If you are tired, you need to prioritize rest even if you can’t take time off right now and completely devote yourself to it.
The work that is preventing you from taking time off is not going to be possible if you are too tired.
If you are using the need to get things done as a reason not to rest, remind your gremlins that you will be more productive if you are rested.
If nothing else try to avoid situations in which you are neither working effectively, nor resting.
If you notice that you are so tired your cognitive function is impaired, then it’s really impaired.
Stop working. Take an emergency nap.
- Set a timer for 30 minutes.
- Do whatever you can to reduce stimulation (e.g. cover your eyes, ear plugs).
- Slow your breathing.
- Don’t worry about whether you actually sleep (though the timer is there to keep you from sleeping too long and waking up groggy).
- Allow yourself to rest.
- When your alarm goes off, try that work task again.

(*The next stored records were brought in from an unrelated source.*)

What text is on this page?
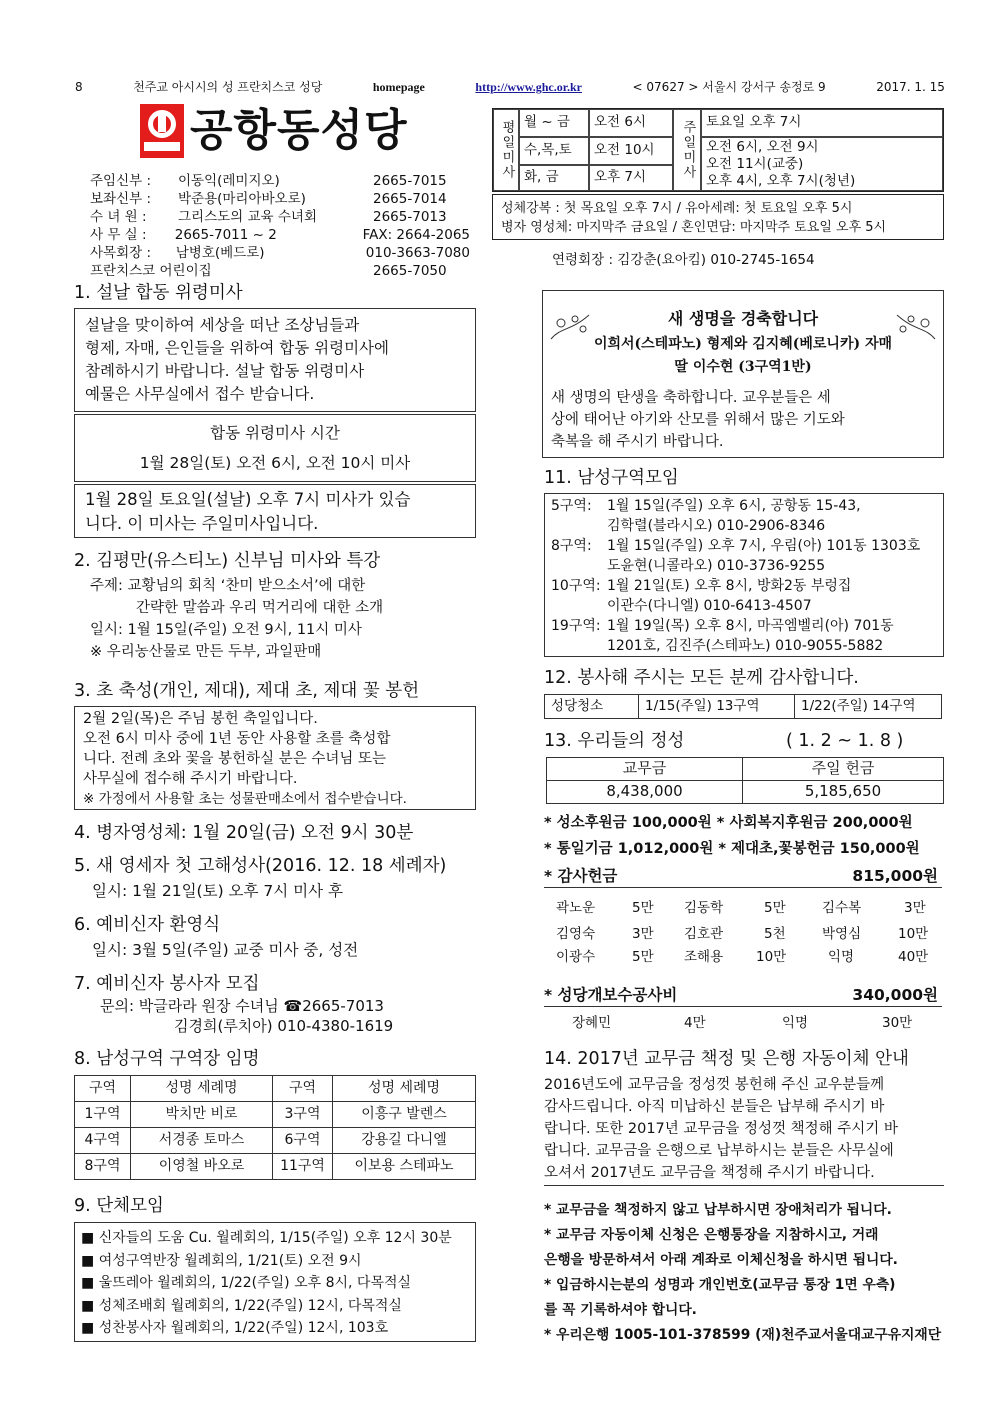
8	천주교 아시시의 성 프란치스코 성당	homepage	http://www.ghc.or.kr	< 07627 > 서울시 강서구 송정로 9	2017. 1. 15
공항동성당
주임신부 :	이동익(레미지오)	2665-7015
보좌신부 :	박준용(마리아바오로)	2665-7014
수 녀 원 :	그리스도의 교육 수녀회	2665-7013
사 무 실 :	2665-7011 ~ 2	FAX: 2664-2065
사목회장 :	남병호(베드로)	010-3663-7080
프란치스코 어린이집	2665-7050
평일미사 월 ~ 금	오전 6시	주일미사 토요일 오후 7시
수,목,토	오전 10시	오전 6시, 오전 9시
오전 11시(교중)
오후 4시, 오후 7시(청년)
화, 금	오후 7시
성체강복 : 첫 목요일 오후 7시 / 유아세례: 첫 토요일 오후 5시
병자 영성체: 마지막주 금요일 / 혼인면담: 마지막주 토요일 오후 5시
연령회장 : 김강춘(요아킴) 010-2745-1654
1. 설날 합동 위령미사
설날을 맞이하여 세상을 떠난 조상님들과
형제, 자매, 은인들을 위하여 합동 위령미사에
참례하시기 바랍니다. 설날 합동 위령미사
예물은 사무실에서 접수 받습니다.
합동 위령미사 시간
1월 28일(토) 오전 6시, 오전 10시 미사
1월 28일 토요일(설날) 오후 7시 미사가 있습
니다. 이 미사는 주일미사입니다.
2. 김평만(유스티노) 신부님 미사와 특강
주제: 교황님의 회칙 ‘찬미 받으소서’에 대한
간략한 말씀과 우리 먹거리에 대한 소개
일시: 1월 15일(주일) 오전 9시, 11시 미사
※ 우리농산물로 만든 두부, 과일판매
3. 초 축성(개인, 제대), 제대 초, 제대 꽃 봉헌
2월 2일(목)은 주님 봉헌 축일입니다.
오전 6시 미사 중에 1년 동안 사용할 초를 축성합
니다. 전례 초와 꽃을 봉헌하실 분은 수녀님 또는
사무실에 접수해 주시기 바랍니다.
※ 가정에서 사용할 초는 성물판매소에서 접수받습니다.
4. 병자영성체: 1월 20일(금) 오전 9시 30분
5. 새 영세자 첫 고해성사(2016. 12. 18 세례자)
일시: 1월 21일(토) 오후 7시 미사 후
6. 예비신자 환영식
일시: 3월 5일(주일) 교중 미사 중, 성전
7. 예비신자 봉사자 모집
문의: 박글라라 원장 수녀님 ☎2665-7013
김경희(루치아) 010-4380-1619
8. 남성구역 구역장 임명
구역	성명 세례명	구역	성명 세례명
1구역	박치만 비로	3구역	이흥구 발렌스
4구역	서경종 토마스	6구역	강용길 다니엘
8구역	이영철 바오로	11구역	이보용 스테파노
9. 단체모임
■ 신자들의 도움 Cu. 월례회의, 1/15(주일) 오후 12시 30분
■ 여성구역반장 월례회의, 1/21(토) 오전 9시
■ 울뜨레아 월례회의, 1/22(주일) 오후 8시, 다목적실
■ 성체조배회 월례회의, 1/22(주일) 12시, 다목적실
■ 성찬봉사자 월례회의, 1/22(주일) 12시, 103호
새 생명을 경축합니다
이희서(스테파노) 형제와 김지혜(베로니카) 자매
딸 이수현 (3구역1반)
새 생명의 탄생을 축하합니다. 교우분들은 세
상에 태어난 아기와 산모를 위해서 많은 기도와
축복을 해 주시기 바랍니다.
11. 남성구역모임
5구역:	1월 15일(주일) 오후 6시, 공항동 15-43,
김학렬(블라시오) 010-2906-8346
8구역:	1월 15일(주일) 오후 7시, 우림(아) 101동 1303호
도윤현(니콜라오) 010-3736-9255
10구역: 1월 21일(토) 오후 8시, 방화2동 부렁집
이관수(다니엘) 010-6413-4507
19구역: 1월 19일(목) 오후 8시, 마곡엠벨리(아) 701동
1201호, 김진주(스테파노) 010-9055-5882
12. 봉사해 주시는 모든 분께 감사합니다.
성당청소	1/15(주일) 13구역	1/22(주일) 14구역
13. 우리들의 정성	( 1. 2 ~ 1. 8 )
교무금	주일 헌금
8,438,000	5,185,650
* 성소후원금 100,000원 * 사회복지후원금 200,000원
* 통일기금 1,012,000원 * 제대초,꽃봉헌금 150,000원
* 감사헌금	815,000원
곽노운	5만 김동학	5만	김수복	3만
김영숙	3만 김호관	5천	박영심	10만
이광수	5만 조해용 10만	익명	40만
* 성당개보수공사비	340,000원
장혜민	4만	익명	30만
14. 2017년 교무금 책정 및 은행 자동이체 안내
2016년도에 교무금을 정성껏 봉헌해 주신 교우분들께
감사드립니다. 아직 미납하신 분들은 납부해 주시기 바
랍니다. 또한 2017년 교무금을 정성껏 책정해 주시기 바
랍니다. 교무금을 은행으로 납부하시는 분들은 사무실에
오셔서 2017년도 교무금을 책정해 주시기 바랍니다.
* 교무금을 책정하지 않고 납부하시면 장애처리가 됩니다.
* 교무금 자동이체 신청은 은행통장을 지참하시고, 거래
은행을 방문하셔서 아래 계좌로 이체신청을 하시면 됩니다.
* 입금하시는분의 성명과 개인번호(교무금 통장 1면 우측)
를 꼭 기록하셔야 합니다.
* 우리은행 1005-101-378599 (재)천주교서울대교구유지재단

You don’t have to wait until the cognitive impairment is noticeable.
Experiment with daily naps. Figure out your optimum length, best time of day, what supports you resting during this time. Give yourself time to learn how to do this. You’ve got the whole summer to figure this out. You can test a lot of variables.
I read a really good thread on Twitter by someone with a chronic illness causing fatigue that described the moment you switch from just experiencing cognitive fatigue to a kind of buzzy feeling because the adrenaline has kicked in. Pay attention to that!!
If you don’t stop before it happens, stop as soon as you notice it. Do something to process the adrenaline (and cortisol) because that stuff makes it hard to fall asleep even though you are super tired. (Great suggestions for burning off stress hormones in Burnout by Emily & Amelia Nagoski.)
You might also work on evening activities to rest and wind down. Or, stop using an alarm to wake up in the morning. Or be more strict about not working on weekends.
But really, start noticing when the fatigue is getting to be too much and take emergency naps!